Answer
“If Krishna is responsible for everything” — this statement needs to be properly understood. It is not accurate to say that Krishna is directly responsible for all our actions.
Krishna provides the facility, but the responsibility is ours.
Take a simple example: Krishna gives you a sharp knife. Now, that knife can be used either to cook food or to harm someone. Krishna is responsible for providing the knife — but how you use it is your choice. The responsibility for the action lies with you.
In the same way, Krishna has created this entire system — the body, the mind, the material world, and all the circumstances. Everything operates under His arrangement. But within that system, each living being has free will.
A good analogy is a factory. The factory is set up for production, and everything runs because of the owner’s arrangement. But within the factory, workers have freedom — they can work sincerely, be lazy, or even act against the organization. The system belongs to the owner, but the choices belong to the workers.
Similarly, Krishna is the cause of all causes, and nothing functions without His sanction. Yet, within His system, we are given limited independence to choose.
Once we choose, His system executes the result:
If we choose properly, we are elevated.
If we choose wrongly, we face the consequences.
That is the law of karma.
For example, if someone uses a knife to harm another person, the punishment is theirs — not Krishna’s. Krishna did not choose the wrongdoing; He only provided the facility.
Even in our own body, we may decide to lift our hand — but do we understand how that actually happens? The entire mechanism — brain signals, nerves, muscles — is carried out by material nature (prakriti), which works under Krishna’s supervision.
As Krishna says in the Bhagavad-gita, material nature works under His direction. He designs the system, but He does not force individual choices upon us.

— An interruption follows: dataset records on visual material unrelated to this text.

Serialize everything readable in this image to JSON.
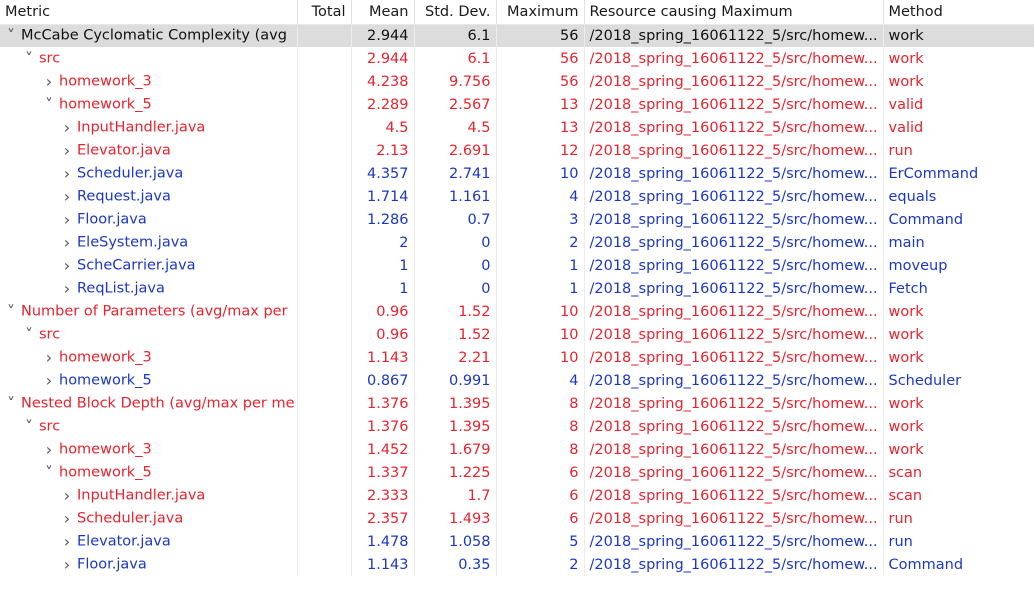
{
  "columns": {
    "metric": "Metric",
    "total": "Total",
    "mean": "Mean",
    "std": "Std. Dev.",
    "max": "Maximum",
    "resource": "Resource causing Maximum",
    "method": "Method"
  },
  "colors": {
    "red": "#e8232d",
    "blue": "#1b37c4",
    "selected_bg": "#dcdcdc"
  },
  "rows": [
    {
      "level": 0,
      "expanded": true,
      "selected": true,
      "color": "black",
      "metric": "McCabe Cyclomatic Complexity (avg",
      "total": "",
      "mean": "2.944",
      "std": "6.1",
      "max": "56",
      "resource": "/2018_spring_16061122_5/src/homew...",
      "method": "work"
    },
    {
      "level": 1,
      "expanded": true,
      "color": "red",
      "metric": "src",
      "total": "",
      "mean": "2.944",
      "std": "6.1",
      "max": "56",
      "resource": "/2018_spring_16061122_5/src/homew...",
      "method": "work"
    },
    {
      "level": 2,
      "expanded": false,
      "color": "red",
      "metric": "homework_3",
      "total": "",
      "mean": "4.238",
      "std": "9.756",
      "max": "56",
      "resource": "/2018_spring_16061122_5/src/homew...",
      "method": "work"
    },
    {
      "level": 2,
      "expanded": true,
      "color": "red",
      "metric": "homework_5",
      "total": "",
      "mean": "2.289",
      "std": "2.567",
      "max": "13",
      "resource": "/2018_spring_16061122_5/src/homew...",
      "method": "valid"
    },
    {
      "level": 3,
      "expanded": false,
      "color": "red",
      "metric": "InputHandler.java",
      "total": "",
      "mean": "4.5",
      "std": "4.5",
      "max": "13",
      "resource": "/2018_spring_16061122_5/src/homew...",
      "method": "valid"
    },
    {
      "level": 3,
      "expanded": false,
      "color": "red",
      "metric": "Elevator.java",
      "total": "",
      "mean": "2.13",
      "std": "2.691",
      "max": "12",
      "resource": "/2018_spring_16061122_5/src/homew...",
      "method": "run"
    },
    {
      "level": 3,
      "expanded": false,
      "color": "blue",
      "metric": "Scheduler.java",
      "total": "",
      "mean": "4.357",
      "std": "2.741",
      "max": "10",
      "resource": "/2018_spring_16061122_5/src/homew...",
      "method": "ErCommand"
    },
    {
      "level": 3,
      "expanded": false,
      "color": "blue",
      "metric": "Request.java",
      "total": "",
      "mean": "1.714",
      "std": "1.161",
      "max": "4",
      "resource": "/2018_spring_16061122_5/src/homew...",
      "method": "equals"
    },
    {
      "level": 3,
      "expanded": false,
      "color": "blue",
      "metric": "Floor.java",
      "total": "",
      "mean": "1.286",
      "std": "0.7",
      "max": "3",
      "resource": "/2018_spring_16061122_5/src/homew...",
      "method": "Command"
    },
    {
      "level": 3,
      "expanded": false,
      "color": "blue",
      "metric": "EleSystem.java",
      "total": "",
      "mean": "2",
      "std": "0",
      "max": "2",
      "resource": "/2018_spring_16061122_5/src/homew...",
      "method": "main"
    },
    {
      "level": 3,
      "expanded": false,
      "color": "blue",
      "metric": "ScheCarrier.java",
      "total": "",
      "mean": "1",
      "std": "0",
      "max": "1",
      "resource": "/2018_spring_16061122_5/src/homew...",
      "method": "moveup"
    },
    {
      "level": 3,
      "expanded": false,
      "color": "blue",
      "metric": "ReqList.java",
      "total": "",
      "mean": "1",
      "std": "0",
      "max": "1",
      "resource": "/2018_spring_16061122_5/src/homew...",
      "method": "Fetch"
    },
    {
      "level": 0,
      "expanded": true,
      "color": "red",
      "metric": "Number of Parameters (avg/max per",
      "total": "",
      "mean": "0.96",
      "std": "1.52",
      "max": "10",
      "resource": "/2018_spring_16061122_5/src/homew...",
      "method": "work"
    },
    {
      "level": 1,
      "expanded": true,
      "color": "red",
      "metric": "src",
      "total": "",
      "mean": "0.96",
      "std": "1.52",
      "max": "10",
      "resource": "/2018_spring_16061122_5/src/homew...",
      "method": "work"
    },
    {
      "level": 2,
      "expanded": false,
      "color": "red",
      "metric": "homework_3",
      "total": "",
      "mean": "1.143",
      "std": "2.21",
      "max": "10",
      "resource": "/2018_spring_16061122_5/src/homew...",
      "method": "work"
    },
    {
      "level": 2,
      "expanded": false,
      "color": "blue",
      "metric": "homework_5",
      "total": "",
      "mean": "0.867",
      "std": "0.991",
      "max": "4",
      "resource": "/2018_spring_16061122_5/src/homew...",
      "method": "Scheduler"
    },
    {
      "level": 0,
      "expanded": true,
      "color": "red",
      "metric": "Nested Block Depth (avg/max per me",
      "total": "",
      "mean": "1.376",
      "std": "1.395",
      "max": "8",
      "resource": "/2018_spring_16061122_5/src/homew...",
      "method": "work"
    },
    {
      "level": 1,
      "expanded": true,
      "color": "red",
      "metric": "src",
      "total": "",
      "mean": "1.376",
      "std": "1.395",
      "max": "8",
      "resource": "/2018_spring_16061122_5/src/homew...",
      "method": "work"
    },
    {
      "level": 2,
      "expanded": false,
      "color": "red",
      "metric": "homework_3",
      "total": "",
      "mean": "1.452",
      "std": "1.679",
      "max": "8",
      "resource": "/2018_spring_16061122_5/src/homew...",
      "method": "work"
    },
    {
      "level": 2,
      "expanded": true,
      "color": "red",
      "metric": "homework_5",
      "total": "",
      "mean": "1.337",
      "std": "1.225",
      "max": "6",
      "resource": "/2018_spring_16061122_5/src/homew...",
      "method": "scan"
    },
    {
      "level": 3,
      "expanded": false,
      "color": "red",
      "metric": "InputHandler.java",
      "total": "",
      "mean": "2.333",
      "std": "1.7",
      "max": "6",
      "resource": "/2018_spring_16061122_5/src/homew...",
      "method": "scan"
    },
    {
      "level": 3,
      "expanded": false,
      "color": "red",
      "metric": "Scheduler.java",
      "total": "",
      "mean": "2.357",
      "std": "1.493",
      "max": "6",
      "resource": "/2018_spring_16061122_5/src/homew...",
      "method": "run"
    },
    {
      "level": 3,
      "expanded": false,
      "color": "blue",
      "metric": "Elevator.java",
      "total": "",
      "mean": "1.478",
      "std": "1.058",
      "max": "5",
      "resource": "/2018_spring_16061122_5/src/homew...",
      "method": "run"
    },
    {
      "level": 3,
      "expanded": false,
      "color": "blue",
      "metric": "Floor.java",
      "total": "",
      "mean": "1.143",
      "std": "0.35",
      "max": "2",
      "resource": "/2018_spring_16061122_5/src/homew...",
      "method": "Command"
    }
  ]
}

Everyone is given a certain level of freedom based on their past karma:
A human being has more freedom than an animal.
A wealthy person may have more options than someone struggling for survival.
These conditions are results of past actions — we have shaped our own situation.
Within that situation, we still have freedom. It is like a cow tied with a rope:
Within the length of the rope, it can move freely.
But it cannot go beyond that limit.
That “rope” is our destiny. Within it, our choices create future destiny.
If we use our freedom wisely, our scope expands.
If we misuse it, our freedom becomes more restricted.
Krishna, seated in the heart, gives sanction and support:
If you want to enjoy materially, He allows it.
If you want to pursue spiritual life, He helps you even more.
If someone wants illusion, Krishna allows that also — even the hope that “tomorrow I will be happy materially” is sustained by Him.
But He does not interfere with our free will.
Therefore, we cannot blame Krishna.
We are the architects of our own destiny.
The moment we choose sincerely — “I want to progress spiritually, I want to practice bhakti seriously” — Krishna begins to provide the necessary guidance and facilities.
But He will not force us. Love and devotion must come from our own willing choice.
That is the key principle:
Krishna provides the system and the facility; we provide the choice — and we bear the consequences.